Dynamics of fertility

Before proceeding to the regression analysis, we follow the dynamics of fertility on macroeconomic level. Generally, according to the official Rosstat data, period indicator of total fertility rate (TFR) in Russia showed negative dynamics in 1990—1999, then it increased slightly in 2000—2004 and went down in 2005—2006. Starting from 2007 and until 2014 period TFR has been growing steadily among both rural and urban women (see fig. 2). The decline observed in the following years occurred on the background of the economic vulnerability, and therefore might not necessarily indicate ineffectiveness of the demographic policies. However, Tomas Frejka and Sergei Zakharov [2014] note that fertility decline in 1990s matches the beginning of the births postponement process in Russia, and hence the subsequent growth the period TFR might be compensatory, and not necessarily be associated with any increase in cohort fertility. At that, the average age of mothers in Russia is still relatively low. According to estimates based on the unpublished Rosstat data, the average age of mothers at the time of the first birth in 2013 reached 25.2 years, and for second and third births it came up, respectively, to 29.5 and 32.2 years 7. Thus, the current period TFR dynamics might still be linked to the calendar effects leveling.

The same authors point to the high volatility of the period TFR growth in 2007—2014 [Frejka, Zakharov, 2014]. Indeed, in 2006—2007 its increase amounted to 8.5 % of the coefficient value in the first of the two years, in 2010—2011 it made only 1 %, in 2011—2012 again rose by 6.8 %, and in 2013—2014 increased just by 3.3 %. Such fluctuations may indicate instability of the observed trend. Still, the official statistics data has not once detected any fertility decline in 2007—2014.

If we consider the frequencies of the second and consequent births in the GGS subsamples constructed for this study, we observe increase in their number within non-equal exposure to risk intervals and decrease—within equal (see table 1). However, in both cases the change in proportion of women who had second or subsequent child within the observation period is statistically insignificant.

7 The estimates were kindly provided by Alla Makarentseva (Institute for Social Analysis and Prediction at Russian Presidential Academy of National Economy and Public Administration), contact via makarentseva-ao@ranepa.ru.

Fig. 2. Period total fertility rate dynamics in Russia, 1990—2019 8

Table 1. Frequencies of second and subsequent births in the panel sample*

Interval 1 Interval 2a Non-equal exposure to risk Interval 2b Equal exposure to risk

Abs. Sample % Abs. Sample % Abs. Sample %

A woman had not another child born 1115 93.2 1104 92.3 1126 94.2

A woman had another (second or subsequent) child born 81 6.8 92 7.7 70 5.8

Total 1196 100.0 1196 100.0 1196 100.0

Differences in the distributions are not statistically significant

*Source: Calculations based on the Russian GGS data.

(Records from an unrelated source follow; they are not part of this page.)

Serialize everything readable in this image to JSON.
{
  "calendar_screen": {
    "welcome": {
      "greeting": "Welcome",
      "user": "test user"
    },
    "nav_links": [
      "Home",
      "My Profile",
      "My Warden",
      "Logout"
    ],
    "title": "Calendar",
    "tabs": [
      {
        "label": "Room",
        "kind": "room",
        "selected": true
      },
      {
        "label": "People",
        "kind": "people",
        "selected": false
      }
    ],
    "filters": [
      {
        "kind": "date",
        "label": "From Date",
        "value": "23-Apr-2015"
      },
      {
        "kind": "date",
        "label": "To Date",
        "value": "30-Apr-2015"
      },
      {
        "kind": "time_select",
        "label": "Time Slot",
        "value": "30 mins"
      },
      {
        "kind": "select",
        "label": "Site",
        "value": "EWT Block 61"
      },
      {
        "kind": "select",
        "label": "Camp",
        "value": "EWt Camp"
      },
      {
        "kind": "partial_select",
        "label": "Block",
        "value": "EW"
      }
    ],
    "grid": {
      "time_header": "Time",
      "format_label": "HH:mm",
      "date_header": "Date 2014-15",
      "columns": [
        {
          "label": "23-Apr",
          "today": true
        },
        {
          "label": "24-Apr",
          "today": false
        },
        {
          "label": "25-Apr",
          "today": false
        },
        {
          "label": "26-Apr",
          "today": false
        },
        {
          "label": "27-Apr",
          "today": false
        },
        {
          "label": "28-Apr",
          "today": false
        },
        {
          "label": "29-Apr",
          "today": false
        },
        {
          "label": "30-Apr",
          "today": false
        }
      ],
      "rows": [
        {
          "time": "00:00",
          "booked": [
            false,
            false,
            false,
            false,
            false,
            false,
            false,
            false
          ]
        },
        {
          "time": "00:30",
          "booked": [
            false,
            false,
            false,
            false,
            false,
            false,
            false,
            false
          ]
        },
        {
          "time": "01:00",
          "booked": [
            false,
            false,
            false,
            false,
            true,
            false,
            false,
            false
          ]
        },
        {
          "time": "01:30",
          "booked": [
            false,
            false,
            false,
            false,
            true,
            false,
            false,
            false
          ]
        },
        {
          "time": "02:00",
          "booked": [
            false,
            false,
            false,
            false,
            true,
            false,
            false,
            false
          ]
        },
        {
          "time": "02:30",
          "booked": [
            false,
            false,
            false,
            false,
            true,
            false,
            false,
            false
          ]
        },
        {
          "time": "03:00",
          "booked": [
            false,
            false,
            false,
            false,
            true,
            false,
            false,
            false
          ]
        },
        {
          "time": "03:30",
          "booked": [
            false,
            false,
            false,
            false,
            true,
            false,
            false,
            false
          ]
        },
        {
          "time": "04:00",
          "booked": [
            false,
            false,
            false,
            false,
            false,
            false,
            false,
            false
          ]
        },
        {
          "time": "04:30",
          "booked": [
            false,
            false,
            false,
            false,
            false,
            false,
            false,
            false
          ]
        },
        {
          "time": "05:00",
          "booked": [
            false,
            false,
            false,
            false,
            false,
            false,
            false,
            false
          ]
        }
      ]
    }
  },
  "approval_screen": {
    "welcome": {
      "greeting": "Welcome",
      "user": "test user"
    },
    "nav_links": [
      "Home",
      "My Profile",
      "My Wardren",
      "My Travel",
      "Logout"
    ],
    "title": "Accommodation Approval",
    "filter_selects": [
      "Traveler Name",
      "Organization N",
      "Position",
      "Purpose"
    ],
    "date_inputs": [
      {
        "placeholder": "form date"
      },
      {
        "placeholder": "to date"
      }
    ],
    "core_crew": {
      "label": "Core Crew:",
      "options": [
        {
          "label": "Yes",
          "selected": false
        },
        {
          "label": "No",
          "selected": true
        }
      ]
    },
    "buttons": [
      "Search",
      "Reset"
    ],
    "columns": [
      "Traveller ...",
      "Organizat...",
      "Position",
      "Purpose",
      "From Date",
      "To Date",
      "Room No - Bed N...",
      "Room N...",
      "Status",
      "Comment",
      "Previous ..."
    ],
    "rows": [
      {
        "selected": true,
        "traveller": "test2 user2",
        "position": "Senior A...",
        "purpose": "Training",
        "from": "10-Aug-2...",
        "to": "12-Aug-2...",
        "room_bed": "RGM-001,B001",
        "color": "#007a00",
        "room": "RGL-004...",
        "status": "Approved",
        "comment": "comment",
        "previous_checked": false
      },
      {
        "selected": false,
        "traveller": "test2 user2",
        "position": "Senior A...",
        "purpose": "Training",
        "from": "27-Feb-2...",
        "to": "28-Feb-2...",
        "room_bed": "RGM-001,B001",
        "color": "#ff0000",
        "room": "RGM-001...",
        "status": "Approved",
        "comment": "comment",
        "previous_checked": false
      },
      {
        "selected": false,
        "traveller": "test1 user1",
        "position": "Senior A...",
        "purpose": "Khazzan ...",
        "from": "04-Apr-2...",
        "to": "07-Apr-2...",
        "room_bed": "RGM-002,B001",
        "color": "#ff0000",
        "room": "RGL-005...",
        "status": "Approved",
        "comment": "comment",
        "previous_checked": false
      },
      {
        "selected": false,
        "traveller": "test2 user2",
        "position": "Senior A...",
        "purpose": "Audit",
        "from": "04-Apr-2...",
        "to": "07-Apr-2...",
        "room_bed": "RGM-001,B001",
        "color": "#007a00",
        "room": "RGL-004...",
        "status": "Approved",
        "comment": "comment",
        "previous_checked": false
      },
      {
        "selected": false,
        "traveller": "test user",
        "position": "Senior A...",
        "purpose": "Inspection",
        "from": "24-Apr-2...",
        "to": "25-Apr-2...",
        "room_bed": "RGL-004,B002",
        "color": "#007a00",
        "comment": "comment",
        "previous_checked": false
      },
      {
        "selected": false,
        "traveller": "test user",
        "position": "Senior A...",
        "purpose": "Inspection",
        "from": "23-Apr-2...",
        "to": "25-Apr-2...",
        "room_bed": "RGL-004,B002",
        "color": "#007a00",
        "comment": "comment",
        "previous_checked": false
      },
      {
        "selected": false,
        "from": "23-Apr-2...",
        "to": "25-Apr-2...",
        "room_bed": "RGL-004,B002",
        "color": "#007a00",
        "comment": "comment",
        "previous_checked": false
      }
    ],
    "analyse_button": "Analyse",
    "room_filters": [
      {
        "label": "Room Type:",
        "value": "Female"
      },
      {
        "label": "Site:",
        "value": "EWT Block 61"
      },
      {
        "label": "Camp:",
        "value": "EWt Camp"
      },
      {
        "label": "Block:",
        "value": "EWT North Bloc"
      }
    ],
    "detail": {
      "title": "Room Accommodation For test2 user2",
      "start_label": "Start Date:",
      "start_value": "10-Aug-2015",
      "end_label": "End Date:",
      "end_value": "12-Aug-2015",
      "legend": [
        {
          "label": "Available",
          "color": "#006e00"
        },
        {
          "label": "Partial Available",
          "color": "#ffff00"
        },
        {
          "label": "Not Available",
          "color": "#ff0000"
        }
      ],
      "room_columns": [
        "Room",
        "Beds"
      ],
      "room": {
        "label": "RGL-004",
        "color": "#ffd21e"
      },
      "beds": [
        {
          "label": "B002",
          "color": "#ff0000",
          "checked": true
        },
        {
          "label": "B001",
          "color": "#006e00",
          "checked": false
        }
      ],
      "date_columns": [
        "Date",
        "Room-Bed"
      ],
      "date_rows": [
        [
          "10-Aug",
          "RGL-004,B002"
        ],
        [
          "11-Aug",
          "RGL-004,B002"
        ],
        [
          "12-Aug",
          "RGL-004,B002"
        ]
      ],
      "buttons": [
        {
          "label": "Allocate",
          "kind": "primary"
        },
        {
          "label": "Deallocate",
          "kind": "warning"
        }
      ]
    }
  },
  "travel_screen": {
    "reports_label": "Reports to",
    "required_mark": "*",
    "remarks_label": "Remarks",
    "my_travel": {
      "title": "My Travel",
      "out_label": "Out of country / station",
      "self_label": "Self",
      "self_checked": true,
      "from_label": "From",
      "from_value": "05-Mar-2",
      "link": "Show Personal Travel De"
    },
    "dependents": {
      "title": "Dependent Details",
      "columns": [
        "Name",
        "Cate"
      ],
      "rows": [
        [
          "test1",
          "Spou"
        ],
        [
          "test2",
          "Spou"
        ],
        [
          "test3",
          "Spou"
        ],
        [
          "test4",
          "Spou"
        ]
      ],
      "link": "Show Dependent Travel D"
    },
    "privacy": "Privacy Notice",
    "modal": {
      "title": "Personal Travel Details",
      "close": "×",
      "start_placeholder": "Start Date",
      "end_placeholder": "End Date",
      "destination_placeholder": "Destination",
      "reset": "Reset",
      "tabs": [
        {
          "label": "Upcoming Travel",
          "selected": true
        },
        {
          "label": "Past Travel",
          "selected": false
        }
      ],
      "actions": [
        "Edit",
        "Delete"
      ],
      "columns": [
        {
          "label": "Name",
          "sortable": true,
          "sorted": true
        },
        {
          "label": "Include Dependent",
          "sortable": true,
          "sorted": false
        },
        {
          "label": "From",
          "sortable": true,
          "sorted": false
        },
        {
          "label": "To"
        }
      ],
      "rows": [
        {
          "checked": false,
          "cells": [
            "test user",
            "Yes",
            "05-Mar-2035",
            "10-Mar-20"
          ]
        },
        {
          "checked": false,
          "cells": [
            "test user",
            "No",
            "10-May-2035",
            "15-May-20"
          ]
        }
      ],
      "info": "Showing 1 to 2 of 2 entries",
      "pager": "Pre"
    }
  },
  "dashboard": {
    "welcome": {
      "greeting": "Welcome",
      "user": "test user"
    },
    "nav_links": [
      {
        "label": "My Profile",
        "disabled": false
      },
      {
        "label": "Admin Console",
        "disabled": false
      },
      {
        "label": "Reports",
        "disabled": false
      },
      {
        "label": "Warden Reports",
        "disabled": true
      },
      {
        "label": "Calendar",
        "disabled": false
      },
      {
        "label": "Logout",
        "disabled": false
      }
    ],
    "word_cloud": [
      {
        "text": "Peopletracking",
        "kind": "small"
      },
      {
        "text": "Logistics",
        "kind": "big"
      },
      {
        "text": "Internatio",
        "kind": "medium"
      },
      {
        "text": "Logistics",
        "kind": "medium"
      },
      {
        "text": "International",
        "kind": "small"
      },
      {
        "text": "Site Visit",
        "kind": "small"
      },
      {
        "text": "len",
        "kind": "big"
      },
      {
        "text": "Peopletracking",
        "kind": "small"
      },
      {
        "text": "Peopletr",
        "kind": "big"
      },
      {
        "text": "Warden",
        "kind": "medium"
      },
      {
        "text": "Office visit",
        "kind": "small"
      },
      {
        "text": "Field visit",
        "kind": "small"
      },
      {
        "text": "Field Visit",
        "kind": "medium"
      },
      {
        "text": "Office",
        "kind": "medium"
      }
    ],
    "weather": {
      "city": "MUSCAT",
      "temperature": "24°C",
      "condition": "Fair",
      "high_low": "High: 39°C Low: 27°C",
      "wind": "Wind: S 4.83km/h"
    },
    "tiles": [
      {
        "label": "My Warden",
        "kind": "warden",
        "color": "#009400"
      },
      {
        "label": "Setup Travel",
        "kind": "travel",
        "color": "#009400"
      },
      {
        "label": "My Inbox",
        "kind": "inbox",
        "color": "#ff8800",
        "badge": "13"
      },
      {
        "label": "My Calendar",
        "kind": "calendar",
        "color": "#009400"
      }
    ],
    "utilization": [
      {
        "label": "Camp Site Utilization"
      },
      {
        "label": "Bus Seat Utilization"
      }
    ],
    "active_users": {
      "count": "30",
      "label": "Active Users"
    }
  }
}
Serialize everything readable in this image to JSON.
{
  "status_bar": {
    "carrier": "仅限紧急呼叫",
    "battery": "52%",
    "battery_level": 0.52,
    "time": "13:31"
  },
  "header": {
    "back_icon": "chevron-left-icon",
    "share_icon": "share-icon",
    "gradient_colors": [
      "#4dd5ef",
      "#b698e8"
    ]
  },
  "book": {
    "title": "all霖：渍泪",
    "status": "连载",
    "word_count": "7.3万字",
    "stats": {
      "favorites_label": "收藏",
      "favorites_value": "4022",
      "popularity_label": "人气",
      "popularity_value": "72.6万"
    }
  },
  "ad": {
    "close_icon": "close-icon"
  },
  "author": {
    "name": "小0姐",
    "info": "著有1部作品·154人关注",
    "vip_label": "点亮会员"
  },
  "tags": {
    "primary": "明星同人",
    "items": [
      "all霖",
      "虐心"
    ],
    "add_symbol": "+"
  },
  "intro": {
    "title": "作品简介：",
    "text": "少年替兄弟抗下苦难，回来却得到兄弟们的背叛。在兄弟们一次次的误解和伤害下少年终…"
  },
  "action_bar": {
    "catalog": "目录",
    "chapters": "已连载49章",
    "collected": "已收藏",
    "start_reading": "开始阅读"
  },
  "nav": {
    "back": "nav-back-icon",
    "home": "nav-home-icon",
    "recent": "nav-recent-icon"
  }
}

Descriptive analysis of sample group differences

Before moving on to the modelling effects we study socio-demographic composition of our samples and estimate the differences observed between women who had or had not a second or subsequent child within the observation period.

The principal feature of the panel sample is its aging from the first observation interval to the second one. It shifts upwards women's age structure in the second observation interval, and influences distribution of women by the age of the youngest child at the start of the second observation period and by total number of their children. Hence, women in the second interval have lower chances of a new birth, particularly if they had given a birth in 2004 — September 2007.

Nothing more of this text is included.